These days, the Consumer Financial Protection Bureau is actually getting a lot of praise. For one, The NAMB, The Association of Mortgage Professionals praised the CFPB and its Director Richard Cordray for taking steps to revise mortgage rules designed to facilitate lending in rural and underserved areas. NAMB went on to strongly urge the agency to quickly address the need for regulatory relief for mortgage professionals unfairly targeted for unnecessary and harmful regulations in the aftermath of the financial crisis of 2008.
“Any regulation relief that helps a group of consumers is a good start,” said John Councilman, NAMB President, “but it’s way past time for Director Cordray and the CFPB to acknowledge that mortgage professionals were not responsible for causing the financial crisis.” Councilman added, “If Director Cordray truly wants to help serve the underserved and rural areas, he and his agency should offer real regulatory relief to the thousands of mortgage professionals who are both small business owners and the best advocates for consumers.”

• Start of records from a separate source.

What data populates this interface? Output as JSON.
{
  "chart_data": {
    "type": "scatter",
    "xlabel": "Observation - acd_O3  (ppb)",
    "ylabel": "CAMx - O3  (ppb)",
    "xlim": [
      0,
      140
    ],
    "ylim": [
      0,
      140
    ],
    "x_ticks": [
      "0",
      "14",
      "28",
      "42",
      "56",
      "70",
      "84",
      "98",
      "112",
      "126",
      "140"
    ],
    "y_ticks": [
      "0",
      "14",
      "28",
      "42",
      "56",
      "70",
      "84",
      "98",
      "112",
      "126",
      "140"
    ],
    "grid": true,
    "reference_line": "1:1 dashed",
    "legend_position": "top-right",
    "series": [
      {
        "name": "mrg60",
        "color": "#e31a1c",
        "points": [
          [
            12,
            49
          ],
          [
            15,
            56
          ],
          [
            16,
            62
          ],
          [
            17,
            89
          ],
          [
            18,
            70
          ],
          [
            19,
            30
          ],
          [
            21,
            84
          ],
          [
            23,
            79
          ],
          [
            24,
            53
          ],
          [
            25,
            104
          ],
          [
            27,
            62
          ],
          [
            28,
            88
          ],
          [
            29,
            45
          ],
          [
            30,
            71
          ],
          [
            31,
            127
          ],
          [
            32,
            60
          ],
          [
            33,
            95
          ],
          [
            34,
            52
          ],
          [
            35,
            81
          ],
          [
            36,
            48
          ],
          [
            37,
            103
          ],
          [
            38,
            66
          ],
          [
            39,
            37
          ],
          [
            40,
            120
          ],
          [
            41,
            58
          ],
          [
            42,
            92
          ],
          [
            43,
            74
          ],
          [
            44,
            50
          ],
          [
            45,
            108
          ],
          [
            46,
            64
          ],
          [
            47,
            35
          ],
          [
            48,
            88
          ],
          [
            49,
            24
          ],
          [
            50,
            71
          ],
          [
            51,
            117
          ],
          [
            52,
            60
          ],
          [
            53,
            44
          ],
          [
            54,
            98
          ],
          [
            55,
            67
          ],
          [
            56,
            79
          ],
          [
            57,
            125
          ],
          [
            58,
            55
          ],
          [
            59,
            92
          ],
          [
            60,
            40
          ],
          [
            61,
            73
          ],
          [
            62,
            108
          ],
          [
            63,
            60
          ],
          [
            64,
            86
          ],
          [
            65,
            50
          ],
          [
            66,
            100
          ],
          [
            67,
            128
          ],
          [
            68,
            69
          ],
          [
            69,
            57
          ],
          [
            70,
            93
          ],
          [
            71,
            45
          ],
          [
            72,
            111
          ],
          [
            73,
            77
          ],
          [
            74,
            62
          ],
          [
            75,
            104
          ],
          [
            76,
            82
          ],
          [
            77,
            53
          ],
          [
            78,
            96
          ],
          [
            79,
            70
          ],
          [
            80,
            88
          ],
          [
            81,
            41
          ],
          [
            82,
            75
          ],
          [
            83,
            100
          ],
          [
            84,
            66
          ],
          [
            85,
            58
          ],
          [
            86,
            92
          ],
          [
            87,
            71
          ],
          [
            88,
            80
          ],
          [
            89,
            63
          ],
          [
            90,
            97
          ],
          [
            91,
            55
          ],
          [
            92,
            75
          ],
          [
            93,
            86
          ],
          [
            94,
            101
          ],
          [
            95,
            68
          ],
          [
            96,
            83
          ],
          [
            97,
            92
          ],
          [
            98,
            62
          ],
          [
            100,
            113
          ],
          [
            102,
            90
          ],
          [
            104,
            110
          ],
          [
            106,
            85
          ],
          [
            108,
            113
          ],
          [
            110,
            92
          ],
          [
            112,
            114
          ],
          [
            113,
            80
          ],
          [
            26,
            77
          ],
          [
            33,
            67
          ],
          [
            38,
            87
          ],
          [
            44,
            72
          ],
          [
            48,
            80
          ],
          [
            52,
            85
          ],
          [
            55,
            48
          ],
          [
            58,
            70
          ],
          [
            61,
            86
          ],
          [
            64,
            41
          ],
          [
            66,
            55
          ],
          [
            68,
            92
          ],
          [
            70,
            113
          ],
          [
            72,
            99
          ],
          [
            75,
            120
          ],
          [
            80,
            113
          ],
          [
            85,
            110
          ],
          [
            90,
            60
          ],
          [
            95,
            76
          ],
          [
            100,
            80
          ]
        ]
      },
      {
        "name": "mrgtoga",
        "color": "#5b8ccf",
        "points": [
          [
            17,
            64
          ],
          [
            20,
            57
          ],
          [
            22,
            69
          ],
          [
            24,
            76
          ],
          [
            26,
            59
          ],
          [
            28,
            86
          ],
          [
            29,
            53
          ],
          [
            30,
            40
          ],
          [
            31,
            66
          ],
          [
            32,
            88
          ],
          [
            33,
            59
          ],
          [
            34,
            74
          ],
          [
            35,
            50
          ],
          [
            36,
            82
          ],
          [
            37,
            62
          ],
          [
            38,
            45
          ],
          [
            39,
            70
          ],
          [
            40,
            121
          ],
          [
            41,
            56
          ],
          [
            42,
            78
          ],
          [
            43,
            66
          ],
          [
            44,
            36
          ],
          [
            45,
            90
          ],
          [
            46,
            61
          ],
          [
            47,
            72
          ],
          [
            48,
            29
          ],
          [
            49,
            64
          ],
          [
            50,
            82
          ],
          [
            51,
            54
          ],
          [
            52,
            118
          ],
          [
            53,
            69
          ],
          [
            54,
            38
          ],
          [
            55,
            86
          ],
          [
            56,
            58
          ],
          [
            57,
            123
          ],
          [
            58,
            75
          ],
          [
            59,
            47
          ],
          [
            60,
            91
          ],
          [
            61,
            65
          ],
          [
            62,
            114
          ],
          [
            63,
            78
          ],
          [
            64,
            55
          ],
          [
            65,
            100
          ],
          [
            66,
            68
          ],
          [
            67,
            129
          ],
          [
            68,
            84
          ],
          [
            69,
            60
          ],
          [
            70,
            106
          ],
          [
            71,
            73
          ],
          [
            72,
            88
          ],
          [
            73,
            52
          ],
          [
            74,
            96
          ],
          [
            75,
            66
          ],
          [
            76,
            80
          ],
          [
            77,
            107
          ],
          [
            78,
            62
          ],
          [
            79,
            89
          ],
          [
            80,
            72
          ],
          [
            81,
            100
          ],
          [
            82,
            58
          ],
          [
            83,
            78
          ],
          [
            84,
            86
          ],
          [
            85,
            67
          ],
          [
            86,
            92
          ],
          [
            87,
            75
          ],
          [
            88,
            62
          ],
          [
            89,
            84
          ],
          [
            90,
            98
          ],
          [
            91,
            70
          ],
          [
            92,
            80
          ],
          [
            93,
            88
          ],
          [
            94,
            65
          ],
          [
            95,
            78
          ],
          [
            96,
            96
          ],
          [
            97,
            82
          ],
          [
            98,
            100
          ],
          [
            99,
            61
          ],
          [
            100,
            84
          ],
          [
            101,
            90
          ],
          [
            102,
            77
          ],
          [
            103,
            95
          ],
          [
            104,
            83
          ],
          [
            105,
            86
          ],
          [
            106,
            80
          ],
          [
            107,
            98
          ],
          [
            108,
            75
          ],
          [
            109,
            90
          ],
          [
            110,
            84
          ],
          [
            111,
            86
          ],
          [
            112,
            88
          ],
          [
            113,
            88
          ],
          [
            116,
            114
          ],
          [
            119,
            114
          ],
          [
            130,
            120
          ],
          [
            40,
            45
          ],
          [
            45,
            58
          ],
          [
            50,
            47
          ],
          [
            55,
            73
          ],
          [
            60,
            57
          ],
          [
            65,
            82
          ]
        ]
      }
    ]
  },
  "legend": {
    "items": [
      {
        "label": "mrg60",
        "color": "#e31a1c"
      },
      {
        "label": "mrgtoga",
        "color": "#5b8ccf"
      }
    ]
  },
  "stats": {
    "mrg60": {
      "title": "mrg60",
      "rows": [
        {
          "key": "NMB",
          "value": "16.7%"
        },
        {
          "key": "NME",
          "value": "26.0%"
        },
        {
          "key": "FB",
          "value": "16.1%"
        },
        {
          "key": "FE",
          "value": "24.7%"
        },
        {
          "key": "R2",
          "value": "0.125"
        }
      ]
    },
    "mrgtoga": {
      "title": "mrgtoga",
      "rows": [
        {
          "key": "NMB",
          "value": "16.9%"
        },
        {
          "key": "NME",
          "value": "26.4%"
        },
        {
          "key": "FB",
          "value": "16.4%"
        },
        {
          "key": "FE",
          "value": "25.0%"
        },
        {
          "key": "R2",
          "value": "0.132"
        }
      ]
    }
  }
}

“The real irony under the current set of rules is that many community banks and credit unions essentially act as mortgage brokers because they operate as indirect lenders by outsourcing their mortgage underwriting and using a warehouse line to fund loans,” Councilman continued.
“If Director Cordray truly wants to help consumers make sure that healthy market competition with consumer protections are maintained, he should use the authority given to the CFPB by the Dodd-Frank Act to eliminate the inclusion of creditor payments to mortgage brokerage entities in the 3% cap on points and fees,” added Councilman.
“If the CFPB does not fix this issue soon, low and moderate income consumers may be harmed by paying a higher mortgage rate than they would otherwise qualify for, thereby creating a potential disparate impact,” concluded Councilman.
Bob Davis, American Banker Association executive vice president of mortgage markets, added, “We applaud the bureau for listening to community bankers who struggle to serve rural and underserved areas. These proposed changes are sensible measures that will make it easier for certain hometown bankers to meet the mortgage credit needs in their communities.”
“We appreciate that the CFPB responded favorably to ABA’s recommendations to expand the definitions of ‘rural area’ and to increase the number of loans an institution can make before falling out of the ‘small’ category. If these proposals become final rules, many communities will enjoy more choice and expanded competition for mortgage credit.
“ABA intends to maintain its constructive engagement with the bureau and the Congress to achieve broader relief for the more than 60 percent of the U.S. population not impacted by these changes. Consumers in all parts of the nation deserve relief from overly restrictive rules and unintended consequences of recent reforms.”